From the initial Copilot to the current Claude Code, I’ve tried using these AI-assisted development tools.
The blogger doesn’t write code to make a lot of money; it’s more for fun, to be used by many people, and to bring peace of mind.
And writing code just happens to support me; if not, I would still find another job and continue writing what I consider useful code in my spare time.
My dislike of AI isn’t about code; it’s more about feeling a comprehensive impact. Simply put, human value is being diluted.
However, today we won’t discuss this topic. Let’s talk about some issues with LLMs replacing humans in writing code.
Anyone who frequently writes code understands that a core aspect of maintaining a codebase is layered design.
Complexity is hidden layer by layer, providing clean interfaces to the upper layers.
As the amount of code gradually increases, most of the time, what’s maintained are multi-layered nested interfaces from bottom to top.
This is just on the application side; there are also architectural layering and complexity hiding on the compiler, standard library, kernel, and hardware sides.
Within a single layer, one can completely disregard the implementation of the lower layers and only focus on the logic of the current layer. For example, in many high-level managed languages, system interfaces are not accessible by default; one only needs to build upon the interfaces available in the current environment.
In some cases, it might be necessary to rebuild at a lower level, such as programming for hardware to achieve extreme performance.
This is actually very similar to context limitations. Humans deal with complex systems by breaking them down to compress “context.” In specific situations, this means hiding implementation details within clear interfaces to reduce complexity, which is essentially compressing “context.”
Let’s first establish a premise: AI cannot generate the current Linux system and its compilation toolchain all at once.
Leaving aside accuracy, the point here is to illustrate that its context is limited.
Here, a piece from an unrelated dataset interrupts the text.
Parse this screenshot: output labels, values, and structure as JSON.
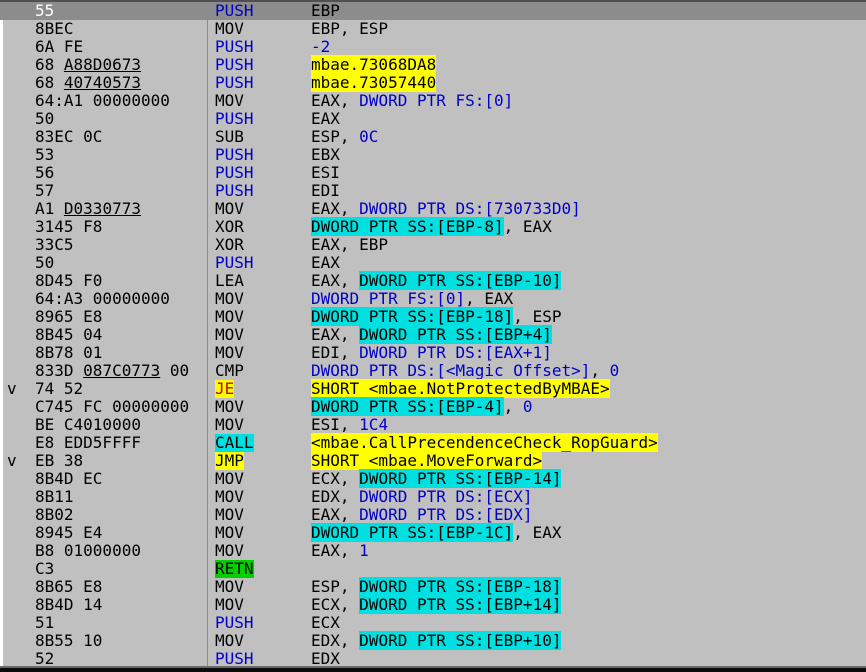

Let’s establish another premise: AI does not possess autonomy.
That is, it won’t ask questions and iterate on its own.
Human thought is not always necessary.
The process of thinking can be ignored; LLMs actually only need the result.
For code architecture design, after extensive iteration, people converge on a nearly perfect optimal design, and this design can be embedded in LLMs.
For iterating code, people can summarize common chains of thought, and these chains can be embedded in LLMs.
For breaking down requirements, people can combine past experience to give a rough result, and this experience can be embedded in LLMs in text form.
Finally, a large amount of open-source code has laid the foundation for AI to generate some “high-quality” code today.
Returning to the topic of replacing humans, we propose requirements, and AI executes them.
In development, this means having AI generate code to meet requirements.
Generating several, dozens, or even thousands of times the amount of code from a very limited language description is asymmetrical.
This means that the more detailed your requirements, the less room AI has to play, and the more precisely it needs to converge.
But to achieve this precision, you need to stand at the top of the current layer, look down, and propose the general path and design to implement your requirements.
Of course, if code precision is not required, and one only cares that the AI-generated code runs with the expected effect, then it seems that this effect is not guaranteed by AI generation. Rather, it’s because the underlying framework is good enough to allow existing AI to generate usable code with limited context and prompts.
After trying AI code generation for a period, it’s easy to find that the generated code relies on existing infrastructure, code infrastructure maintained by humans.
Directly generating common application functions without relying on existing facilities involves a terrifying amount of code, and the code internally is interconnected. If the layering is not done well, a small modification can lead to serious and difficult-to-debug problems. This corresponds to our first premise, which is that AI cannot directly generate a complete set of code from the bottom to the top.
And when we want AI to directly face a large codebase with no additional code dependencies, this throws the complexity back to the person making the request, forcing the AI user to deal with layered design and some implementation details. Here, we are only considering code-level dependencies, not yet compilers and operating systems.
Of course, in the long run, layering and complexity issues will be alleviated as context expands and more experience is embedded in LLMs. However, regarding the second assumption, that AI lacks autonomy and cannot self-iterate,
then humans will still need to deal with complexity.
Perhaps in the future, the accumulation of experience will reach a singularity, or other factors will be introduced, and LLMs will suddenly gain autonomy and be able to self-iterate.
Will humans still have value then, in terms of their brains?
A little extension:
AI is destined to dilute the value of writing code. Personally, I will still show some respect and tolerance for those who maintain open-source components. If you are using AI-generated code to make money, please do not condemn or belittle open-source components and their maintainers. If there are issues, you can normally raise issues and pull requests.